Keycloak version - 13.0.0
Followed few methods but not working
Created .jks file by using .cert
keytool -import -alias ldapcert -keystore truststore.jks -file ca-certificates.crt -storepass changeit -noprompt
-
Set KEYCLOAK_EXTRA_ARGS
KEYCLOAK_EXTRA_ARGS="--spi-truststore-file-file=/opt/jboss/.cacerts/truststore.jks --spi-truststore-file-password=changeit --spi-truststore-file-hostname-verification-policy=ANY"
-
Set Extra JVM_OPTs
JAVA_OPTS="-Djavax.net.ssl.trustStore=/opt/jboss/.cacerts/truststore.jks -Djavax.net.ssl.trustStorePassword=changeit"
-
Updated standalone-ha.xml
<security-realm name="UndertowRealm">
<server-identities>
<ssl>
<keystore path="truststore.jks" relative-to="jboss.server.config.dir" keystore-password="changeit" />
</ssl>
</server-identities>
</security-realm>
<subsystem xmlns="urn:jboss:domain:undertow:12.0" default-server="default-server" default-virtual-host="default-host" default-servlet-container="default" default-security-domain="other" statistics-enabled="${wildfly.undertow.statistics-enabled:${wildfly.statistics-enabled:false}}">
<buffer-cache name="default"/>
<server name="default-server">
<ajp-listener name="ajp" socket-binding="ajp"/>
<http-listener name="default" socket-binding="http" redirect-socket="https" proxy-address-forwarding="${env.PROXY_ADDRESS_FORWARDING:false}" enable-http2="true"/>
<https-listener name="https" socket-binding="https" proxy-address-forwarding="${env.PROXY_ADDRESS_FORWARDING:false}" security-realm="ApplicationRealm" enable-http2="true"/>
<https-listener name="https" socket-binding="https" security-realm="UndertowRealm"/>
<host name="default-host" alias="localhost">
<location name="/" handler="welcome-content"/>
<http-invoker security-realm="ApplicationRealm"/>
<http-invoker security-realm="UndertowRealm"/>
</host>
</server>
<servlet-container name="default">
<jsp-config/>
<websockets/>
</servlet-container>
<handlers>
<file name="welcome-content" path="${jboss.home.dir}/welcome-content"/>
</handlers>
</subsystem>
- Updated standalone.xml
<spi>
<spi name="truststore">
<provider name="file" enabled="true">
<properties>
<property name="file" value="/opt/jboss/.cacerts/truststore.jks" />
<property name="password" value="changeit" />
<property name="hostname-verification-policy" value="ANY"/>
<property name="disabled" value="false"/>
</properties>
</provider>
</spi>
But for all the above options getting same error
10:29:02,638 INFO [org.keycloak.truststore.SSLSocketFactory] (default task-3) No truststore provider found - using default SSLSocketFactory
10:29:05,618 ERROR [org.keycloak.services] (default task-3) KC-SERVICES0055: Error when authenticating to LDAP: simple bind failed: <FQDN>:636: javax.naming.CommunicationException: simple bind failed: <FQDN>:636 [Root exception is java.net.SocketException: Connection or outbound has closed]

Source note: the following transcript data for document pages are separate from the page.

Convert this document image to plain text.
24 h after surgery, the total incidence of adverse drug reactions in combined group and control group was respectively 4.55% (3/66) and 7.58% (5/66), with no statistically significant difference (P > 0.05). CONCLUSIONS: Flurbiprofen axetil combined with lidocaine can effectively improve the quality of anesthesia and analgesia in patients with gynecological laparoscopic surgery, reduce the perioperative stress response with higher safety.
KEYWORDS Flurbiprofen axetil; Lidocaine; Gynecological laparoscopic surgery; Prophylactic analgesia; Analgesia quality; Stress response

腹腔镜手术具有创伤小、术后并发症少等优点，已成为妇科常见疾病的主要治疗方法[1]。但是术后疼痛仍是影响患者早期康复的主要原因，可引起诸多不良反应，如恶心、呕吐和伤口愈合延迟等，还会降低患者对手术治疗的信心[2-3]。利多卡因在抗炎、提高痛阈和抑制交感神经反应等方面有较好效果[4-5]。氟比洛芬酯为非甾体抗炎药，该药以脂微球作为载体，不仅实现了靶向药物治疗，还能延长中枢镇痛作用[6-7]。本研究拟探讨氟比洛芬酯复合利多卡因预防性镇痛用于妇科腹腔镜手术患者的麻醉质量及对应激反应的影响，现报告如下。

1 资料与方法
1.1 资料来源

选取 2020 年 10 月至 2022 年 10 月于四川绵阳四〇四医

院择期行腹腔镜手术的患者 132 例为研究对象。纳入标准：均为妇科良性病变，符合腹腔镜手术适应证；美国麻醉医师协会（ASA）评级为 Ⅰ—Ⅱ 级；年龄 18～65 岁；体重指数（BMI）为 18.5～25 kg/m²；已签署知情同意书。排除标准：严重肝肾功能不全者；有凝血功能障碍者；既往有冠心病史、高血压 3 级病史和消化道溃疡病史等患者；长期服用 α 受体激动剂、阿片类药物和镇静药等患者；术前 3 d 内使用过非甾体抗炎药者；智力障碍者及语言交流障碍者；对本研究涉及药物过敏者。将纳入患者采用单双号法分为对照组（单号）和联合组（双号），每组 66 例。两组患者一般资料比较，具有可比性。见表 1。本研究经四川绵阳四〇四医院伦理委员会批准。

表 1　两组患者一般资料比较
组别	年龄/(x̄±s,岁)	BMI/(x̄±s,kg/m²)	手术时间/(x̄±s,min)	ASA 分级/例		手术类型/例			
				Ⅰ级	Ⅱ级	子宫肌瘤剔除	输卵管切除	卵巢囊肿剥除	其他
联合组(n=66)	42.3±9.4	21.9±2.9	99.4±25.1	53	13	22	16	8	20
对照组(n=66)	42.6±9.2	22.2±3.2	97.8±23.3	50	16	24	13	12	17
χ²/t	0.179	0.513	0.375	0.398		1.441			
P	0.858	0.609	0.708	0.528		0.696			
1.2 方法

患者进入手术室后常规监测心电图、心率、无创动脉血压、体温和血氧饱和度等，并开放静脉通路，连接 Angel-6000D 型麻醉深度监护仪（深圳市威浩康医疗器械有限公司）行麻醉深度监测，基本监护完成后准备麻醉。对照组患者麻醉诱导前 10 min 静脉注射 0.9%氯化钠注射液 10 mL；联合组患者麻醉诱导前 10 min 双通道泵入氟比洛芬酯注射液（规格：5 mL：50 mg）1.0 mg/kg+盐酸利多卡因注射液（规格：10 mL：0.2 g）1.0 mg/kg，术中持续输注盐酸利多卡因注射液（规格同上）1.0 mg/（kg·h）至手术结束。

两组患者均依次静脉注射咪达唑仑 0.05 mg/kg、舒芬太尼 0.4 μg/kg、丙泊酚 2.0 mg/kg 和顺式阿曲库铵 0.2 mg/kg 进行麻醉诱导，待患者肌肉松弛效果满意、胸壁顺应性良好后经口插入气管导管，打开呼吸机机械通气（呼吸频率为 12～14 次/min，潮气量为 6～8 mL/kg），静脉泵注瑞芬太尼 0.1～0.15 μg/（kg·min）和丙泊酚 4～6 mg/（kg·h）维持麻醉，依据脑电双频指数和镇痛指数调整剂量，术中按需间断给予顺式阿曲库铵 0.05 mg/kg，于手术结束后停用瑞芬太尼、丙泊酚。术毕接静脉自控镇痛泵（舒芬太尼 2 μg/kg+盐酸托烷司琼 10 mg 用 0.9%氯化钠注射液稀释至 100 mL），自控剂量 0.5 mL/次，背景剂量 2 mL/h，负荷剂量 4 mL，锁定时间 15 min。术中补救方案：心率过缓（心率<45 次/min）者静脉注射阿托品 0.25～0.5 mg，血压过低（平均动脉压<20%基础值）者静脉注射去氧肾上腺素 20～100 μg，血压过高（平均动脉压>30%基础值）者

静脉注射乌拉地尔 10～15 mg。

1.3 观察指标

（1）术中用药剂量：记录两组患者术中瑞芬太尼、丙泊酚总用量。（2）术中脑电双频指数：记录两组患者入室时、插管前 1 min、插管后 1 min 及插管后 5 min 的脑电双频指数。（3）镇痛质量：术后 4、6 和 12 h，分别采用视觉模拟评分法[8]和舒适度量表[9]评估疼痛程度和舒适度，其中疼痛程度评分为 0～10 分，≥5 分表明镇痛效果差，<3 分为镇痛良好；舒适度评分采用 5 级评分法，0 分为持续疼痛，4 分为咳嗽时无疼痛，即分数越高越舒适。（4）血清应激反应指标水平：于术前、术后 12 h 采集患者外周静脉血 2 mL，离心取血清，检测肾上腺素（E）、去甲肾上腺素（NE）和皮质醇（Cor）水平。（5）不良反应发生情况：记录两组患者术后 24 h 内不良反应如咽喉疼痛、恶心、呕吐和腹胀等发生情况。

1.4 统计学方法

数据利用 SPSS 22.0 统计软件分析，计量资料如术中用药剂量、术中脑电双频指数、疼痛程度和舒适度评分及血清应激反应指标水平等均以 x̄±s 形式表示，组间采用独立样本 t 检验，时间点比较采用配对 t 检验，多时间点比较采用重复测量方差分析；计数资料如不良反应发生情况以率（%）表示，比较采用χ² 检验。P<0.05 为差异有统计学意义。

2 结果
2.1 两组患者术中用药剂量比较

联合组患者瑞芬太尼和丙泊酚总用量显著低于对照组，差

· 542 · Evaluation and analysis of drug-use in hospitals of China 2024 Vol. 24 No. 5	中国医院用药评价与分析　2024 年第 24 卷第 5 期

After some time getting another error while doing ‘Test Authentication’
11:26:27,394 ERROR [org.keycloak.services] (default task-3) KC-SERVICES0055: Error when authenticating to LDAP: simple bind failed: <FQDN>:636: javax.naming.CommunicationException: simple bind failed: <FQDN>:636 [Root exception is javax.net.ssl.SSLHandshakeException: PKIX path building failed: sun.security.provider.certpath.SunCertPathBuilderException: unable to find valid certification path to requested target]
Please some one advise and solve my problem.Need very urgent.